Por isso, o professor João Telhada, que orienta o estudo que começou meses antes de se saber que Portugal ia a votos outra vez, acredita que, idealmente, uma volta de compensação teria entre 10 e 30 deputados.
Mas a equipa considera que um círculo nacional de compensação também não é a solução perfeita. Afinal, distribuir votos feitos localmente por um círculo de compensação geral pode levar à perda de particularidades regionais que em muito influenciam o modo como as pessoas votam.
Na procura de um meio termo e entre várias opções estudadas, a investigação propõe uma solução dupla: ter uma volta de compensação e distribuir esses mandatos por quatro “mega círculos eleitorais”.
Esta solução combinada "ajuda a diminuir os votos desperdiçados em dois sentidos”: primeiro, pela volta de compensação e, depois, ao “garantir a representatividade regional”, explica o professor João Telhada.
Mas o matemático não deixa de avisar que nenhuma solução estudada resultou em zero votos desperdiçados: “Vamos ter sempre votos que são desperdiçados. Isso é uma inevitabilidade”.
Com o aproveitamento de centenas de milhares de votos, as flutuações acabavam por se sentir na Assembleia da República.
Segundo as contas da equipa de investigação da Faculdade de Ciências, quem perdia mais eram os dois grandes partidos, enquanto os mais pequenos podiam até duplicar o número de mandatos e, no caso do ADN, entrar no Parlamento.
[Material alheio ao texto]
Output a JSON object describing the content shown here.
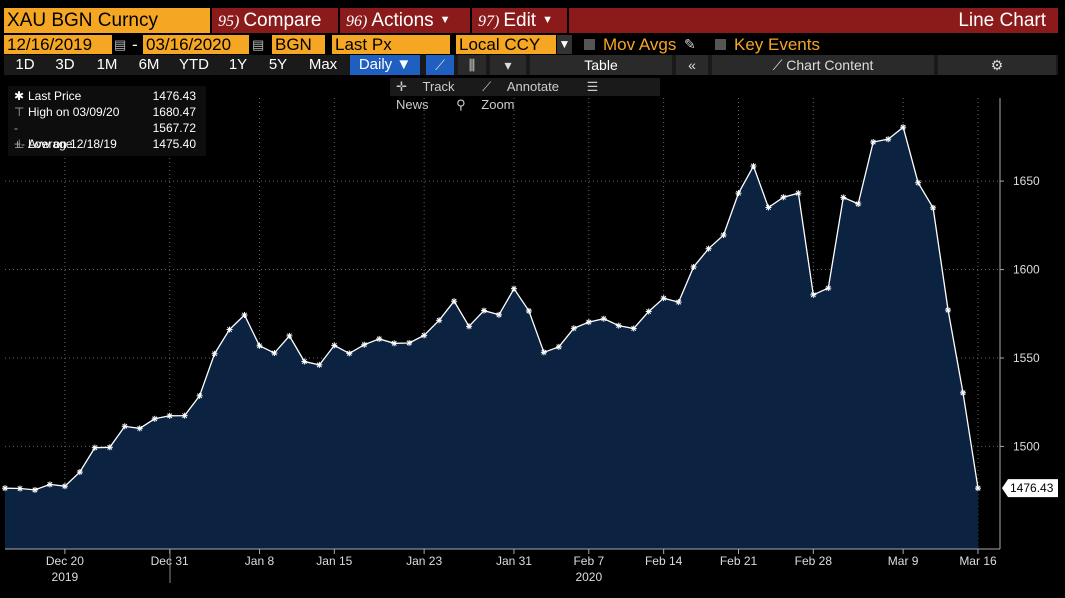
{
  "header": {
    "ticker": "XAU BGN Curncy",
    "menus": [
      {
        "num": "95)",
        "label": "Compare"
      },
      {
        "num": "96)",
        "label": "Actions"
      },
      {
        "num": "97)",
        "label": "Edit"
      }
    ],
    "view_title": "Line Chart"
  },
  "controls": {
    "start_date": "12/16/2019",
    "end_date": "03/16/2020",
    "source": "BGN",
    "field": "Last Px",
    "currency": "Local CCY",
    "mov_avgs": "Mov Avgs",
    "key_events": "Key Events",
    "date_sep": "-"
  },
  "periods": [
    "1D",
    "3D",
    "1M",
    "6M",
    "YTD",
    "1Y",
    "5Y",
    "Max"
  ],
  "frequency": "Daily ▼",
  "table_label": "Table",
  "chart_content_label": "Chart Content",
  "toolbar": {
    "track": "Track",
    "annotate": "Annotate",
    "news": "News",
    "zoom": "Zoom"
  },
  "legend": {
    "last_label": "Last Price",
    "last_value": "1476.43",
    "high_label": "High on 03/09/20",
    "high_value": "1680.47",
    "avg_label": "Average",
    "avg_value": "1567.72",
    "low_label": "Low on 12/18/19",
    "low_value": "1475.40"
  },
  "colors": {
    "line": "#ffffff",
    "area": "#0b2240",
    "accent": "#f5a623",
    "menu": "#8b1a1a"
  },
  "chart_data": {
    "type": "area",
    "series": [
      {
        "name": "Last Price",
        "x": [
          "2019-12-16",
          "2019-12-17",
          "2019-12-18",
          "2019-12-19",
          "2019-12-20",
          "2019-12-23",
          "2019-12-24",
          "2019-12-25",
          "2019-12-26",
          "2019-12-27",
          "2019-12-30",
          "2019-12-31",
          "2020-01-01",
          "2020-01-02",
          "2020-01-03",
          "2020-01-06",
          "2020-01-07",
          "2020-01-08",
          "2020-01-09",
          "2020-01-10",
          "2020-01-13",
          "2020-01-14",
          "2020-01-15",
          "2020-01-16",
          "2020-01-17",
          "2020-01-20",
          "2020-01-21",
          "2020-01-22",
          "2020-01-23",
          "2020-01-24",
          "2020-01-27",
          "2020-01-28",
          "2020-01-29",
          "2020-01-30",
          "2020-01-31",
          "2020-02-03",
          "2020-02-04",
          "2020-02-05",
          "2020-02-06",
          "2020-02-07",
          "2020-02-10",
          "2020-02-11",
          "2020-02-12",
          "2020-02-13",
          "2020-02-14",
          "2020-02-17",
          "2020-02-18",
          "2020-02-19",
          "2020-02-20",
          "2020-02-21",
          "2020-02-24",
          "2020-02-25",
          "2020-02-26",
          "2020-02-27",
          "2020-02-28",
          "2020-03-02",
          "2020-03-03",
          "2020-03-04",
          "2020-03-05",
          "2020-03-06",
          "2020-03-09",
          "2020-03-10",
          "2020-03-11",
          "2020-03-12",
          "2020-03-13",
          "2020-03-16"
        ],
        "values": [
          1476.4,
          1476.2,
          1475.4,
          1478.5,
          1477.5,
          1485.5,
          1499.3,
          1499.5,
          1511.4,
          1510.2,
          1515.6,
          1517.3,
          1517.4,
          1528.6,
          1552.4,
          1566.1,
          1574.3,
          1556.9,
          1552.8,
          1562.5,
          1548.0,
          1546.1,
          1557.1,
          1552.6,
          1557.5,
          1560.8,
          1558.3,
          1558.5,
          1562.8,
          1571.3,
          1582.1,
          1567.9,
          1576.8,
          1574.4,
          1589.2,
          1576.6,
          1553.2,
          1556.3,
          1566.8,
          1570.3,
          1572.2,
          1568.3,
          1566.7,
          1576.3,
          1583.8,
          1581.6,
          1601.5,
          1611.8,
          1619.5,
          1643.2,
          1658.5,
          1635.1,
          1640.9,
          1643.2,
          1585.7,
          1589.5,
          1640.8,
          1637.1,
          1672.1,
          1673.7,
          1680.5,
          1649.1,
          1634.9,
          1577.1,
          1530.3,
          1476.4
        ]
      }
    ],
    "x_ticks": [
      "Dec 20",
      "Dec 31",
      "Jan 8",
      "Jan 15",
      "Jan 23",
      "Jan 31",
      "Feb 7",
      "Feb 14",
      "Feb 21",
      "Feb 28",
      "Mar 9",
      "Mar 16"
    ],
    "x_tick_index": [
      4,
      11,
      17,
      22,
      28,
      34,
      39,
      44,
      49,
      54,
      60,
      65
    ],
    "years": [
      {
        "label": "2019",
        "index": 4
      },
      {
        "label": "2020",
        "index": 39
      }
    ],
    "y_ticks": [
      1500,
      1550,
      1600,
      1650
    ],
    "ylim": [
      1442,
      1697
    ],
    "last_value_label": "1476.43",
    "grid": true,
    "legend_placement": "top-left"
  }
}
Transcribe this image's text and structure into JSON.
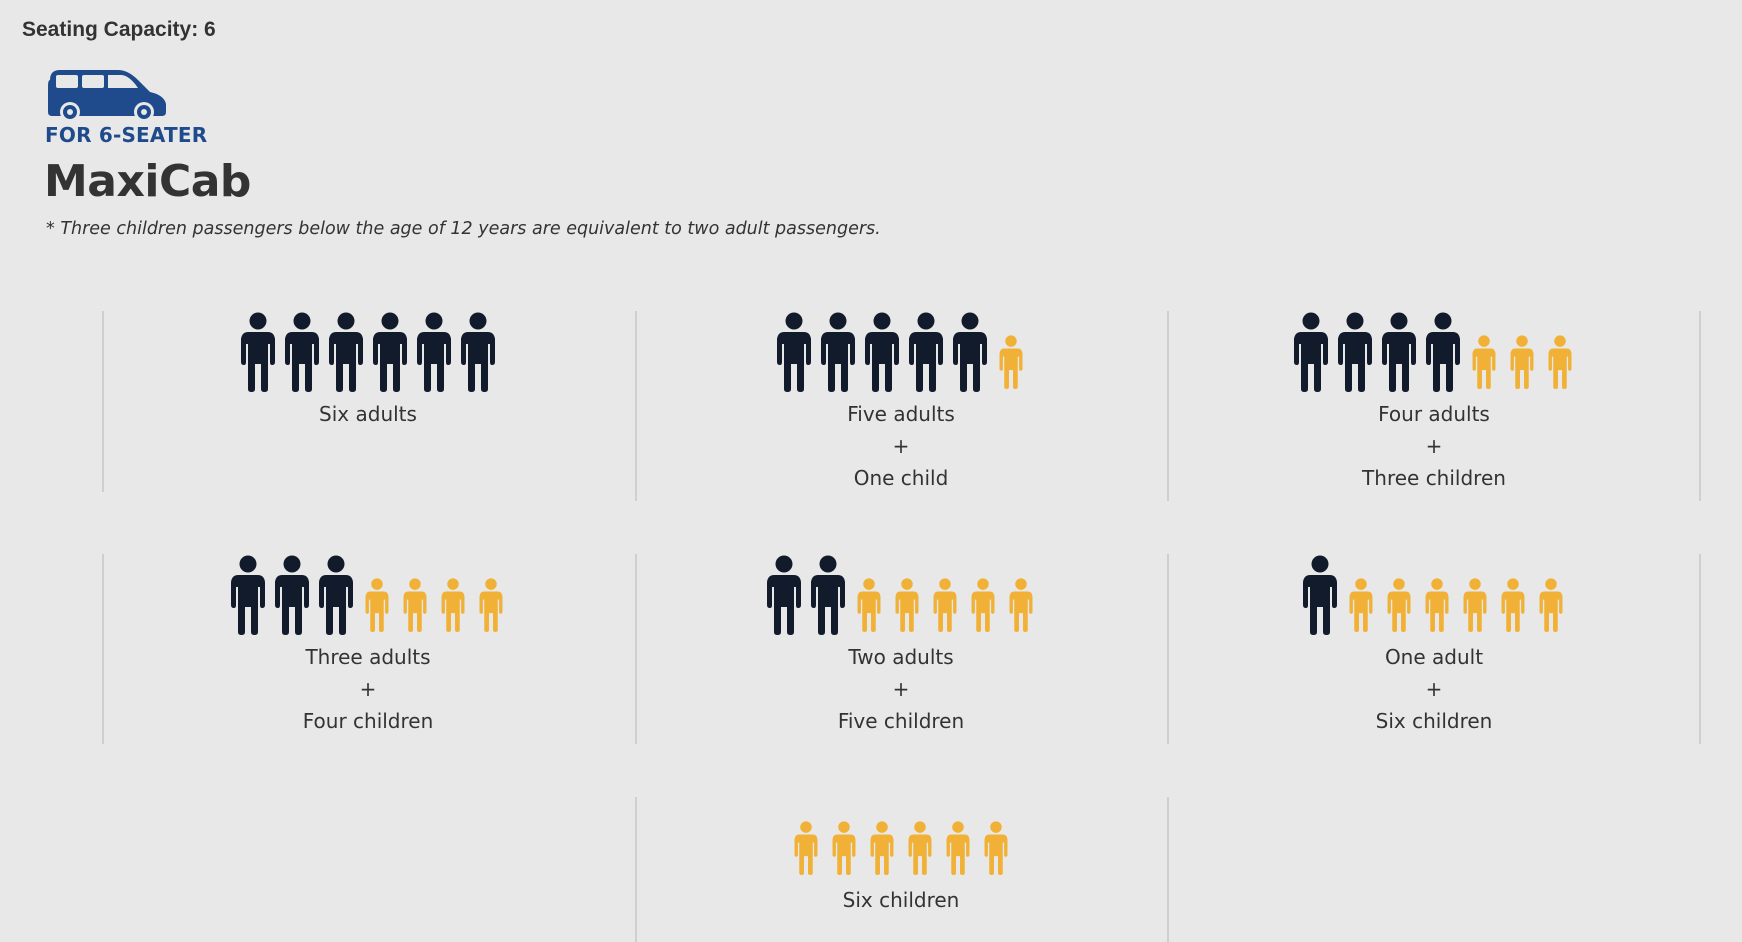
{
  "header": {
    "capacity": "Seating Capacity: 6",
    "seater_label": "FOR 6-SEATER",
    "brand": "MaxiCab",
    "note": "* Three children passengers below the age of 12 years are equivalent to two adult passengers."
  },
  "colors": {
    "adult": "#121b2b",
    "child": "#f1b136",
    "van": "#1f4a8c",
    "divider": "#cfcfcf"
  },
  "icons": {
    "van": "minivan-icon",
    "adult": "adult-person-icon",
    "child": "child-person-icon"
  },
  "options": [
    {
      "adults": 6,
      "children": 0,
      "line1": "Six adults",
      "plus": "",
      "line2": ""
    },
    {
      "adults": 5,
      "children": 1,
      "line1": "Five adults",
      "plus": "+",
      "line2": "One child"
    },
    {
      "adults": 4,
      "children": 3,
      "line1": "Four adults",
      "plus": "+",
      "line2": "Three children"
    },
    {
      "adults": 3,
      "children": 4,
      "line1": "Three adults",
      "plus": "+",
      "line2": "Four children"
    },
    {
      "adults": 2,
      "children": 5,
      "line1": "Two adults",
      "plus": "+",
      "line2": "Five children"
    },
    {
      "adults": 1,
      "children": 6,
      "line1": "One adult",
      "plus": "+",
      "line2": "Six children"
    },
    {
      "adults": 0,
      "children": 6,
      "line1": "Six children",
      "plus": "",
      "line2": ""
    }
  ]
}
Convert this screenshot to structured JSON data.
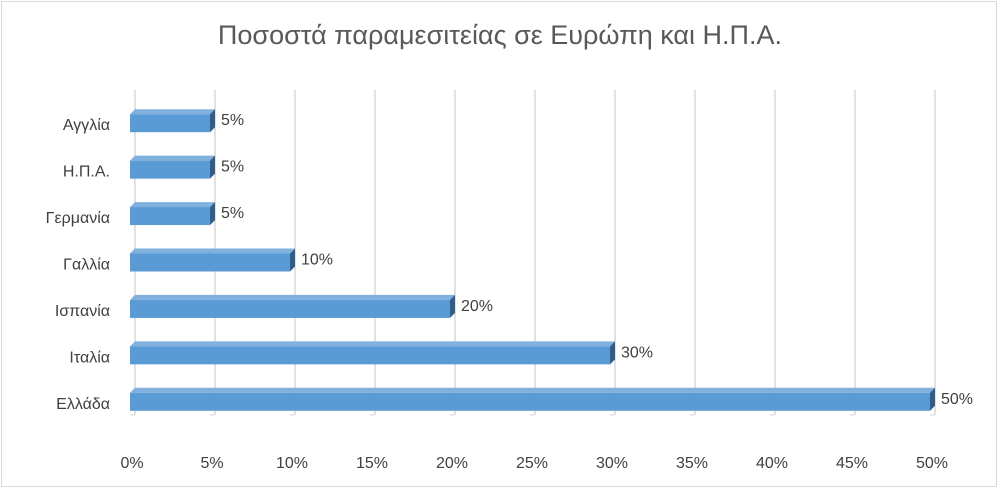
{
  "chart_data": {
    "type": "bar",
    "orientation": "horizontal",
    "title": "Ποσοστά παραμεσιτείας σε Ευρώπη και Η.Π.Α.",
    "categories": [
      "Αγγλία",
      "Η.Π.Α.",
      "Γερμανία",
      "Γαλλία",
      "Ισπανία",
      "Ιταλία",
      "Ελλάδα"
    ],
    "values": [
      5,
      5,
      5,
      10,
      20,
      30,
      50
    ],
    "data_labels": [
      "5%",
      "5%",
      "5%",
      "10%",
      "20%",
      "30%",
      "50%"
    ],
    "x_ticks": [
      0,
      5,
      10,
      15,
      20,
      25,
      30,
      35,
      40,
      45,
      50
    ],
    "x_tick_labels": [
      "0%",
      "5%",
      "10%",
      "15%",
      "20%",
      "25%",
      "30%",
      "35%",
      "40%",
      "45%",
      "50%"
    ],
    "xlim": [
      0,
      50
    ],
    "grid": true,
    "colors": {
      "bar_front": "#5b9bd5",
      "bar_top": "#7fb0de",
      "bar_side": "#2e5f8c",
      "grid": "#d9d9d9"
    }
  }
}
O professor e matemático Henrique Oliveira acredita, por isso, que um círculo de compensação “iria estragar as hipóteses já difíceis e remotas de uma maioria absoluta”. Com uma distribuição dos votos na Assembleia mais semelhante à votação efetiva dos portugueses, seria preciso ter “praticamente de 50% [dos votos] para ter uma maioria absoluta no Parlamento”.
Apesar de os cálculos não darem todas as respostas, o professor João Telhada está confiante que há dois aspetos no voto dos portugueses que se alteravam com um círculo de compensação. Em primeiro lugar, fala de uma possível diminuição da abstenção.
“Se houver uma volta de compensação as pessoas podem ter esta sensação real, baseada em dados, de que vai haver mais representatividade e as pessoas poderão votar mais”, prevê João Telhada.
Depois, acrescenta, há a questão do voto útil. O professor acredita que “se nós tivéssemos este tipo de sistema que que iria aproveitar os votos desperdiçados, ia fazer também com que houvesse transferência do chamado voto útil, tipicamente dos grandes partidos para os pequenos partidos”.
Para já, os matemáticos concordam que podem fazer-se estudos e apresentar as soluções, mas apenas os decisores políticos têm o poder para reformular o sistema eleitoral.